Abstract

Resistive random-access memory (ReRAM) is widely studied in computing-in-memory (CIM) for neural network acceleration in edge devices. However, the static current of conventional 2T2R array becomes prominent with increasing computing parallelism, leading to remarkable power and area costs. To resolve this issue, a voltage-style one-transistor-two-resistor-one-capacitor ReRAM (1T2R1C) CIM accelerator using energy-efficient voltage division and capacitive coupling is proposed for convolutional neural network (CNN) acceleration in AI edge applications. The 1T2R1C cell, which is 15% smaller than the previous 2T2R cell, comprises one selection transistor, two ReRAM resistors for 1-bit weight storage, and a MOS-based capacitor. The multiply-and-accumulation (MAC) operation is realized by voltage division within a cell and capacitive coupling across different cells on a plate line. The static current during computation can be effectively reduced by the series connection of low-resistance state (LRS) and high-resistance state (HRS) ReRAM resistors within a cell and the elimination of low resistance paths in the array.
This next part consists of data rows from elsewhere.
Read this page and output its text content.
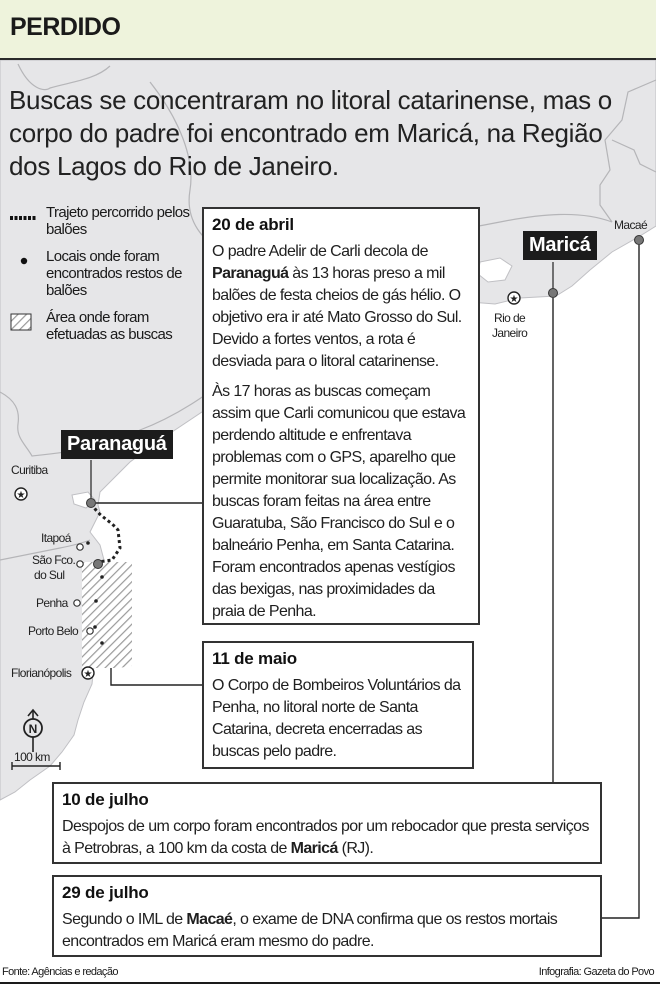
★
★
★
N
PERDIDO
Buscas se concentraram no litoral catarinense, mas o corpo do padre foi encontrado em Maricá, na Região dos Lagos do Rio de Janeiro.
Trajeto percorrido pelos balões
Locais onde foram encontrados restos de balões
Área onde foram efetuadas as buscas
Paranaguá
Maricá
Curitiba
Itapoá
São Fco.
do Sul
Penha
Porto Belo
Florianópolis
Rio de
Janeiro
Macaé
100 km
20 de abril

O padre Adelir de Carli decola de Paranaguá às 13 horas preso a mil balões de festa cheios de gás hélio. O objetivo era ir até Mato Grosso do Sul. Devido a fortes ventos, a rota é desviada para o litoral catarinense.

Às 17 horas as buscas começam assim que Carli comunicou que estava perdendo altitude e enfrentava problemas com o GPS, aparelho que permite monitorar sua localização. As buscas foram feitas na área entre Guaratuba, São Francisco do Sul e o balneário Penha, em Santa Catarina. Foram encontrados apenas vestígios das bexigas, nas proximidades da praia de Penha.

11 de maio

O Corpo de Bombeiros Voluntários da Penha, no litoral norte de Santa Catarina, decreta encerradas as buscas pelo padre.

10 de julho

Despojos de um corpo foram encontrados por um rebocador que presta serviços à Petrobras, a 100 km da costa de Maricá (RJ).

29 de julho

Segundo o IML de Macaé, o exame de DNA confirma que os restos mortais encontrados em Maricá eram mesmo do padre.

Fonte: Agências e redação	Infografia: Gazeta do Povo
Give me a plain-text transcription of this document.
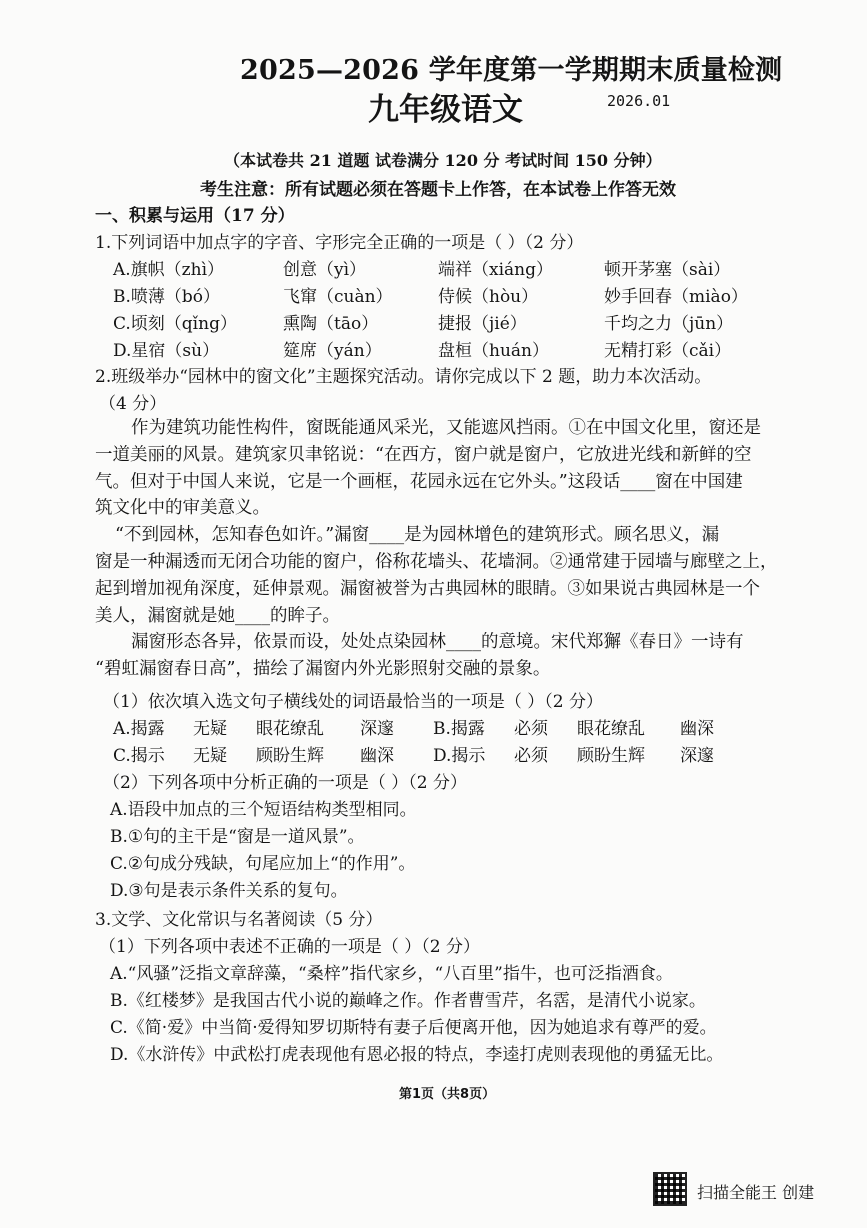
2025—2026 学年度第一学期期末质量检测
九年级语文	2026.01
（本试卷共 21 道题 试卷满分 120 分 考试时间 150 分钟）
考生注意：所有试题必须在答题卡上作答，在本试卷上作答无效
一、积累与运用（17 分）
1.下列词语中加点字的字音、字形完全正确的一项是（ ）（2 分）
A.旗帜（zhì）	创意（yì）	端祥（xiáng）	顿开茅塞（sài）
B.喷薄（bó）	飞窜（cuàn）	侍候（hòu）	妙手回春（miào）
C.顷刻（qǐng）	熏陶（tāo）	捷报（jié）	千均之力（jūn）
D.星宿（sù）	筵席（yán）	盘桓（huán）	无精打彩（cǎi）
2.班级举办“园林中的窗文化”主题探究活动。请你完成以下 2 题，助力本次活动。
（4 分）
作为建筑功能性构件，窗既能通风采光，又能遮风挡雨。①在中国文化里，窗还是
一道美丽的风景。建筑家贝聿铭说：“在西方，窗户就是窗户，它放进光线和新鲜的空
气。但对于中国人来说，它是一个画框，花园永远在它外头。”这段话____窗在中国建
筑文化中的审美意义。
“不到园林，怎知春色如许。”漏窗____是为园林增色的建筑形式。顾名思义，漏
窗是一种漏透而无闭合功能的窗户，俗称花墙头、花墙洞。②通常建于园墙与廊壁之上，
起到增加视角深度，延伸景观。漏窗被誉为古典园林的眼睛。③如果说古典园林是一个
美人，漏窗就是她____的眸子。
漏窗形态各异，依景而设，处处点染园林____的意境。宋代郑獬《春日》一诗有
“碧虹漏窗春日高”，描绘了漏窗内外光影照射交融的景象。
（1）依次填入选文句子横线处的词语最恰当的一项是（ ）（2 分）
A.揭露 无疑 眼花缭乱 深邃 B.揭露 必须 眼花缭乱 幽深
C.揭示 无疑 顾盼生辉 幽深 D.揭示 必须 顾盼生辉 深邃
（2）下列各项中分析正确的一项是（ ）（2 分）
A.语段中加点的三个短语结构类型相同。
B.①句的主干是“窗是一道风景”。
C.②句成分残缺，句尾应加上“的作用”。
D.③句是表示条件关系的复句。
3.文学、文化常识与名著阅读（5 分）
（1）下列各项中表述不正确的一项是（ ）（2 分）
A.“风骚”泛指文章辞藻，“桑梓”指代家乡，“八百里”指牛，也可泛指酒食。
B.《红楼梦》是我国古代小说的巅峰之作。作者曹雪芹，名霑，是清代小说家。
C.《简·爱》中当简·爱得知罗切斯特有妻子后便离开他，因为她追求有尊严的爱。
D.《水浒传》中武松打虎表现他有恩必报的特点，李逵打虎则表现他的勇猛无比。
第1页（共8页）
扫描全能王 创建
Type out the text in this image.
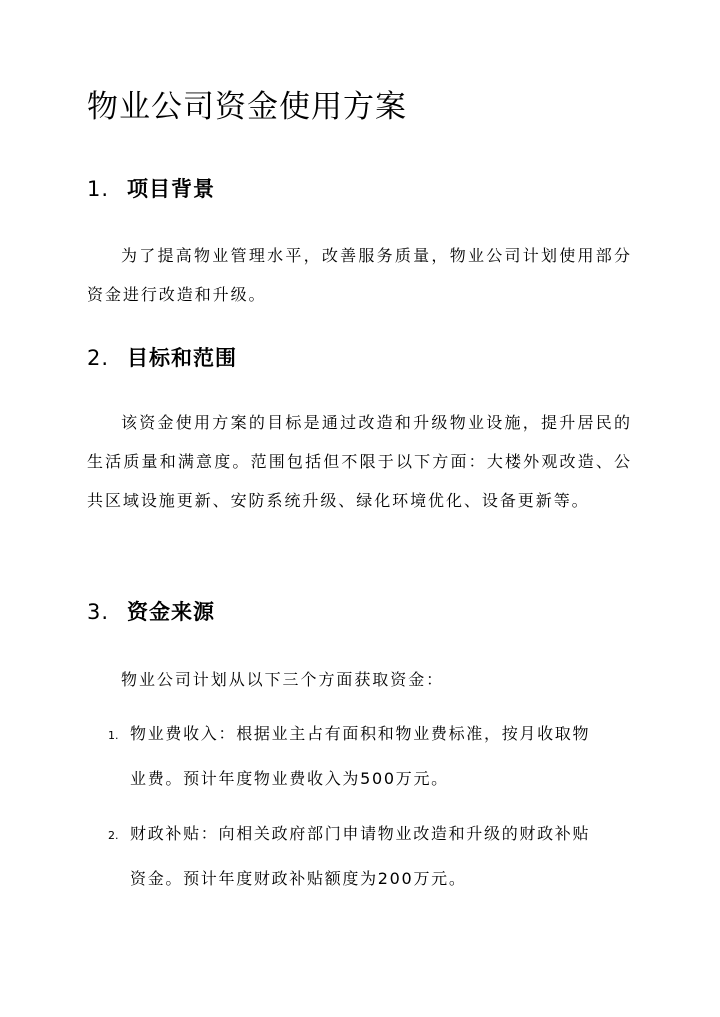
物业公司资金使用方案
1. 项目背景

为了提高物业管理水平，改善服务质量，物业公司计划使用部分资金进行改造和升级。

2. 目标和范围

该资金使用方案的目标是通过改造和升级物业设施，提升居民的生活质量和满意度。范围包括但不限于以下方面：大楼外观改造、公共区域设施更新、安防系统升级、绿化环境优化、设备更新等。

3. 资金来源

物业公司计划从以下三个方面获取资金：

1. 物业费收入：根据业主占有面积和物业费标准，按月收取物
业费。预计年度物业费收入为500万元。
2. 财政补贴：向相关政府部门申请物业改造和升级的财政补贴
资金。预计年度财政补贴额度为200万元。
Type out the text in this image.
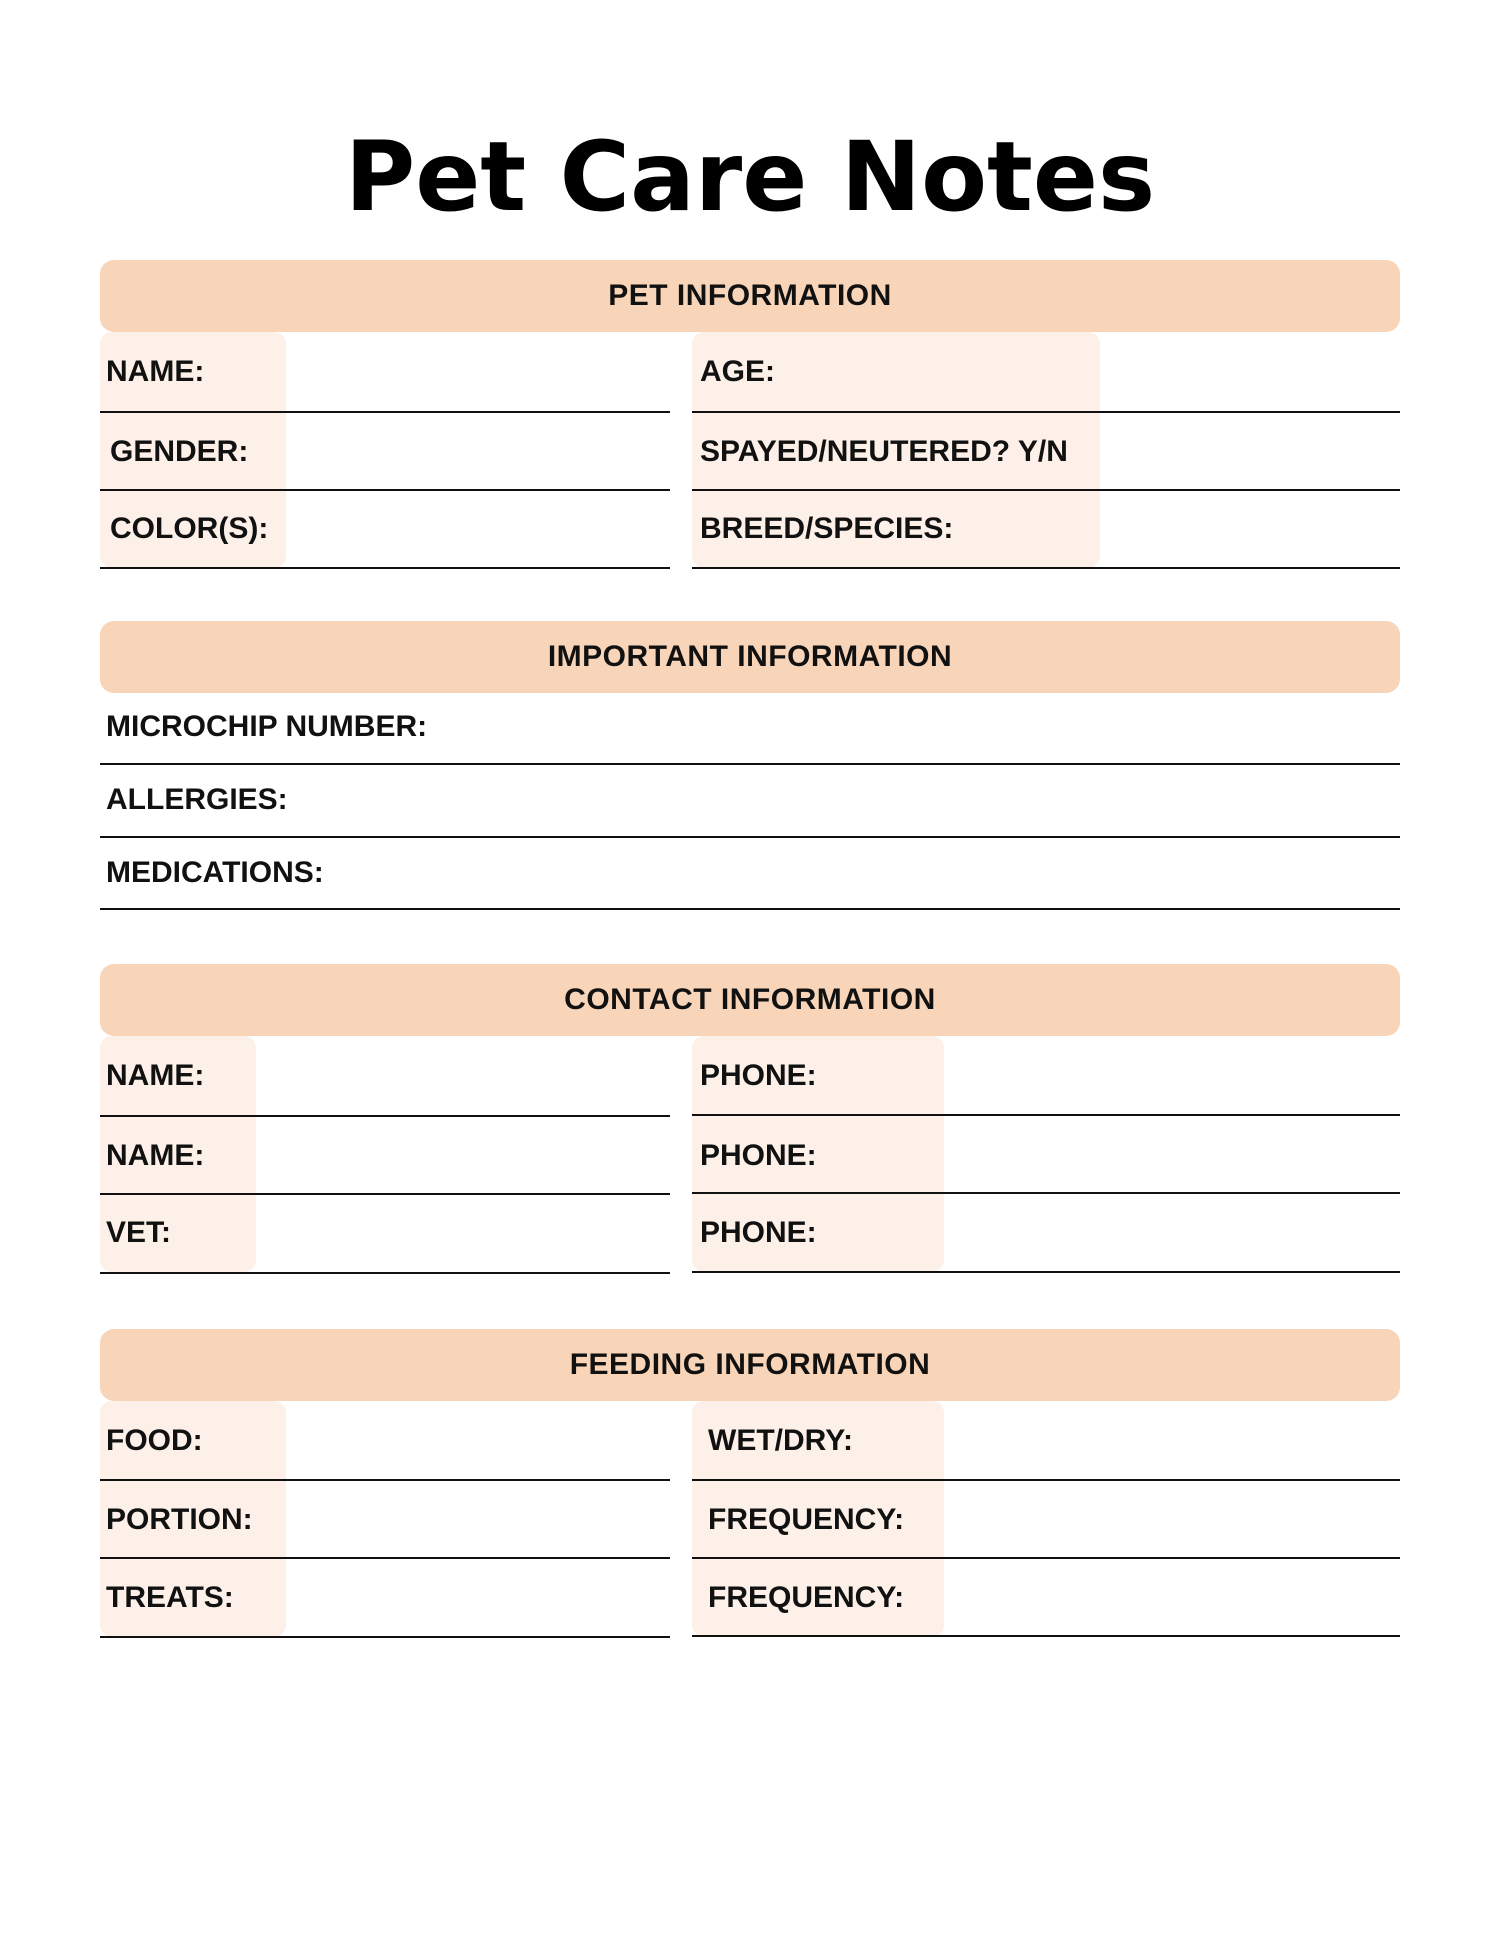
Pet Care Notes
PET INFORMATION
NAME:	AGE:
GENDER:	SPAYED/NEUTERED? Y/N
COLOR(S):	BREED/SPECIES:
IMPORTANT INFORMATION
MICROCHIP NUMBER:
ALLERGIES:
MEDICATIONS:
CONTACT INFORMATION
NAME:	PHONE:
NAME:	PHONE:
VET:	PHONE:
FEEDING INFORMATION
FOOD:	WET/DRY:
PORTION:	FREQUENCY:
TREATS:	FREQUENCY:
A corresponding weight mapping method is also proposed to transform the multi-bit weight based on 0/1 into that on −1/1, adapting the proposed accelerator for high-precision CNN applications. By evaluation in the 28nm technology, the proposed accelerator with a 384Kb array achieves a peak energy efficiency of 400.2 TOPS/W, ~8.4X higher than previous work. The inference accuracy of CNN reaches 96.2% on the MNIST dataset.